FabricObserver can be run and deployed through Visual Studio or Powershell, like any SF app. If you want to add this to your Azure Pipelines CI, see FOAzurePipeline.yaml for msazure devops build tasks. Please keep in mind that if your target servers do not already have .NET Core 3.1 installed (if you deploy VM images from Azure gallery, then they will not have .NET Core 3.1 installed), then you must deploy the SelfContained package.

If you deploy via ARM, then simply add a path to the FO SFPKG you generate (create pkg folder (in VS, right-click FabricObserverApp project, select Package), zip it, rename the file to whatever you want, replace .zip with .sfpkg file extension...) from your build after updating the configs to make sense for your applications/services/nodes (store the sfpkg in some blob store you trust):

    "appPackageUrl": {
      "type": "string",
      "metadata": {
        "description": "The URL to the FO sfpkg file you generated."
      }
    },

Observer Model

FO is composed of Observer objects (instance types) that are designed to observe, record, and report on several machine-level environmental conditions inside a Windows VM (node) of a Service Fabric cluster.
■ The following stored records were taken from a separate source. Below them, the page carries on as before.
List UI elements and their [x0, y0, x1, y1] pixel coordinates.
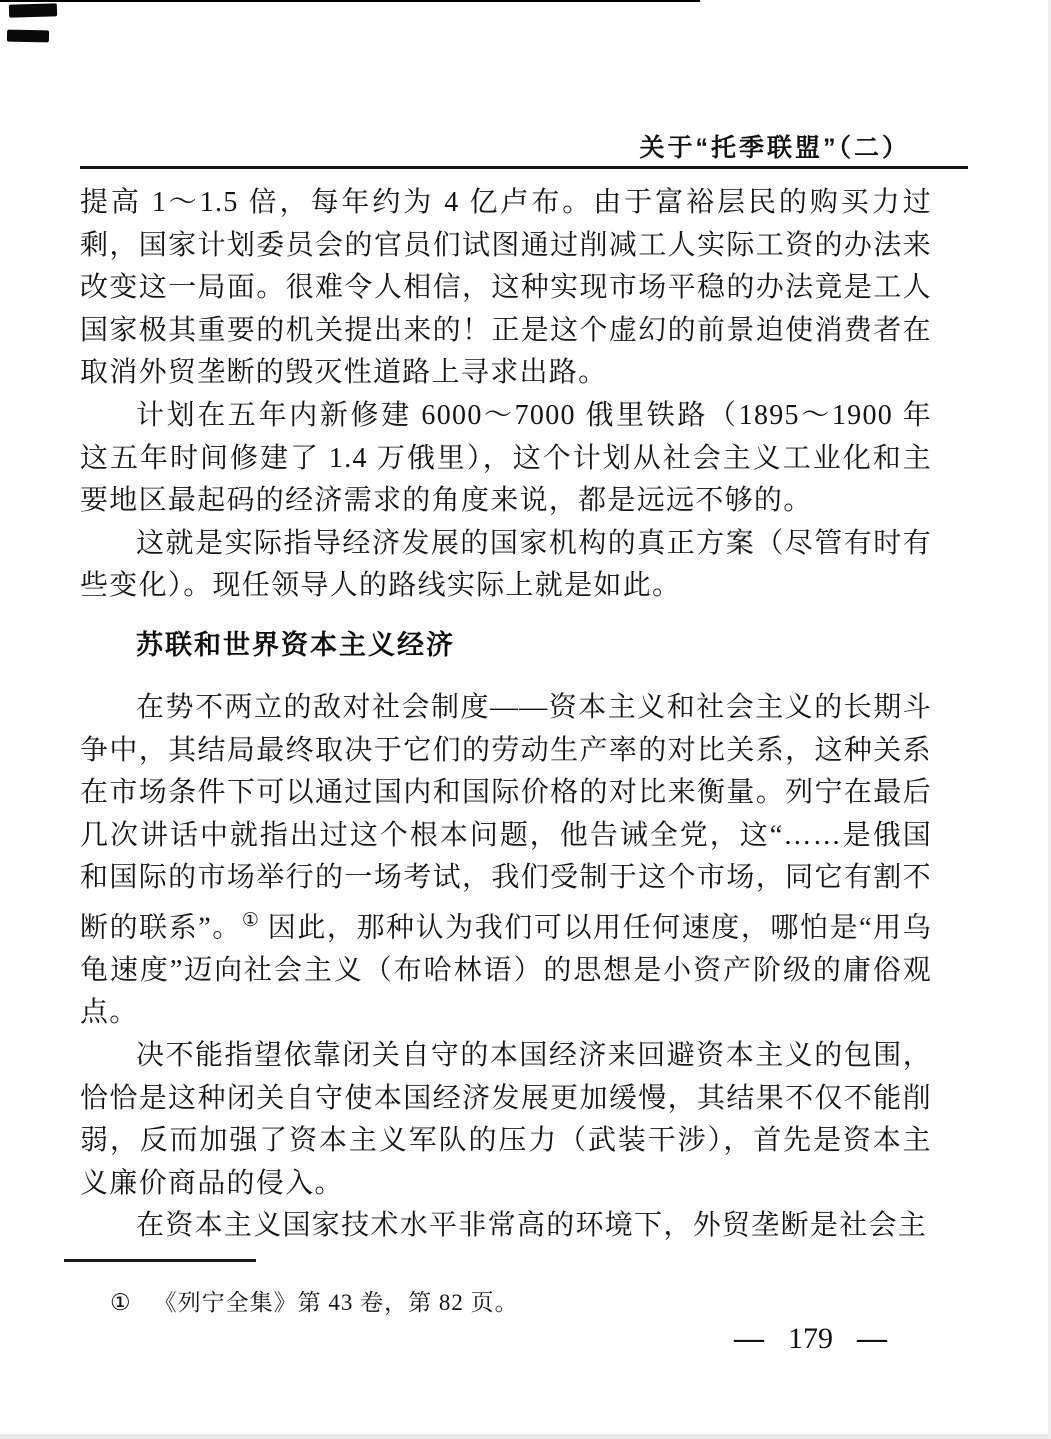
page-number-left-dash: — — [734, 1322, 764, 1355]
scan-top-edge-artifact — [0, 0, 700, 2]
paragraph-isolation: 决不能指望依靠闭关自守的本国经济来回避资本主义的包围，恰恰是这种闭关自守使本国经济发展更加缓慢，其结果不仅不能削弱，反而加强了资本主义军队的压力（武装干涉），首先是资本主义廉价商品的侵入。 — [80, 1040, 932, 1199]
page-number — [718, 1322, 903, 1356]
scan-bottom-edge-shade — [0, 1434, 1051, 1439]
paragraph-lenin-quote-text: 在势不两立的敌对社会制度——资本主义和社会主义的长期斗争中，其结局最终取决于它们的劳动生产率的对比关系，这种关系在市场条件下可以通过国内和国际价格的对比来衡量。列宁在最后几次讲话中就指出过这个根本问题，他告诫全党，这“……是俄国和国际的市场举行的一场考试，我们受制于这个市场，同它有割不断的联系”。 — [80, 691, 932, 944]
page-number-right-dash: — — [857, 1322, 887, 1355]
paragraph-lenin-quote-continue: 因此，那种认为我们可以用任何速度，哪怕是“用乌龟速度”迈向社会主义（布哈林语）的思想是小资产阶级的庸俗观点。 — [80, 912, 932, 1029]
header-rule — [80, 166, 968, 169]
paragraph-railway-plan: 计划在五年内新修建 6000～7000 俄里铁路（1895～1900 年这五年时间修建了 1.4 万俄里），这个计划从社会主义工业化和主要地区最起码的经济需求的角度来说，都是远远不够的。 — [80, 399, 932, 517]
section-heading: 苏联和世界资本主义经济 — [136, 629, 455, 660]
footnote-separator — [64, 1259, 256, 1262]
footnote — [110, 1284, 519, 1317]
paragraph-lenin-quote — [80, 687, 932, 1035]
scan-corner-smudge-1 — [9, 3, 57, 17]
page-body — [80, 182, 932, 1248]
footnote-reference-1: ① — [241, 909, 260, 931]
page-number-value: 179 — [788, 1322, 833, 1355]
paragraph-state-plan: 这就是实际指导经济发展的国家机构的真正方案（尽管有时有些变化）。现任领导人的路线实际上就是如此。 — [80, 527, 932, 602]
paragraph-monopoly-cutoff: 在资本主义国家技术水平非常高的环境下，外贸垄断是社会主 — [136, 1210, 928, 1242]
footnote-text: 《列宁全集》第 43 卷，第 82 页。 — [153, 1290, 519, 1315]
footnote-marker: ① — [110, 1290, 132, 1315]
scan-corner-smudge-2 — [7, 30, 49, 43]
paragraph-continued: 提高 1～1.5 倍，每年约为 4 亿卢布。由于富裕层民的购买力过剩，国家计划委员会的官员们试图通过削减工人实际工资的办法来改变这一局面。很难令人相信，这种实现市场平稳的办法竟是工人国家极其重要的机关提出来的！正是这个虚幻的前景迫使消费者在取消外贸垄断的毁灭性道路上寻求出路。 — [80, 187, 932, 389]
running-head-title: 关于“托季联盟”（二） — [639, 134, 910, 162]
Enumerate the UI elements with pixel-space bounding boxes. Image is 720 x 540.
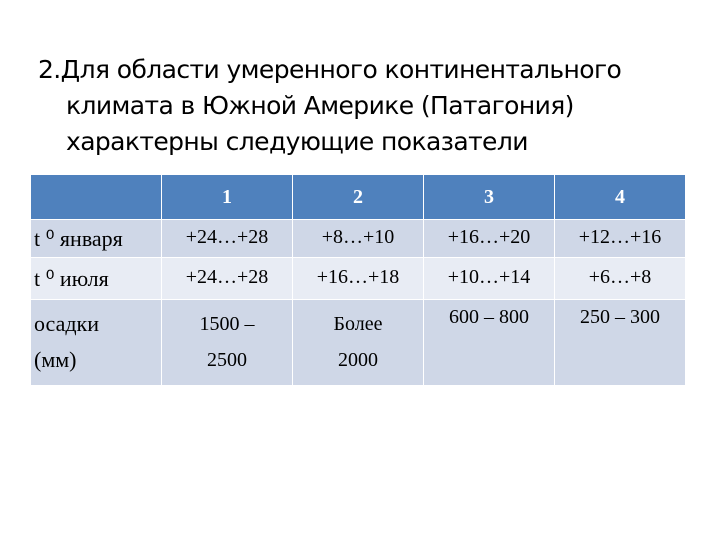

It is an isolated, node-only service.

Since observers live in their own application, they monitor other applications through the resource side effects of those applications. Here are the current observers and what they monitor:

Resource	Observer
Application (services) resource usage health monitoring across CPU, Memory, Ports (TCP)	AppObserver
Application (user) and cluster certificate health monitoring	CertificateObserver
Disk (local storage disk health/availability, space usage, IO)	DiskObserver
Service Fabric Sysytem Services resource usage health monitoring across CPU, Memory, Ports (TCP)	FabricSystemObserver
Networking (general health and monitoring of availability of user-specified, per-app endpoints)	NetworkObserver
CPU/Memory/Firewalls/Ports resource usage at machine level	NodeObserver
OS properties (install date, health status, list of hot fixes, hardware configuration, etc., ephemeral port range and real-time OS health status)	OSObserver
Service Fabric Configuration information	SFConfigurationObserver
Another resource you find important	Observer you implement

To learn more about the current Observers and their configuration, please see the Observers readme.

Just observe it.

Contributing

This project welcomes contributions and suggestions. Most contributions require you to agree to a Contributor License Agreement (CLA) declaring that you have the right to, and actually do, grant us the rights to use your contribution. For details, visit https://cla.microsoft.com.

When you submit a pull request, a CLA-bot will automatically determine whether you need to provide a CLA and decorate the PR appropriately (e.g., label, comment). Simply follow the instructions provided by the bot. You will only need to do this once across all repos using our CLA.

Please see CONTRIBUTING.md for development process information.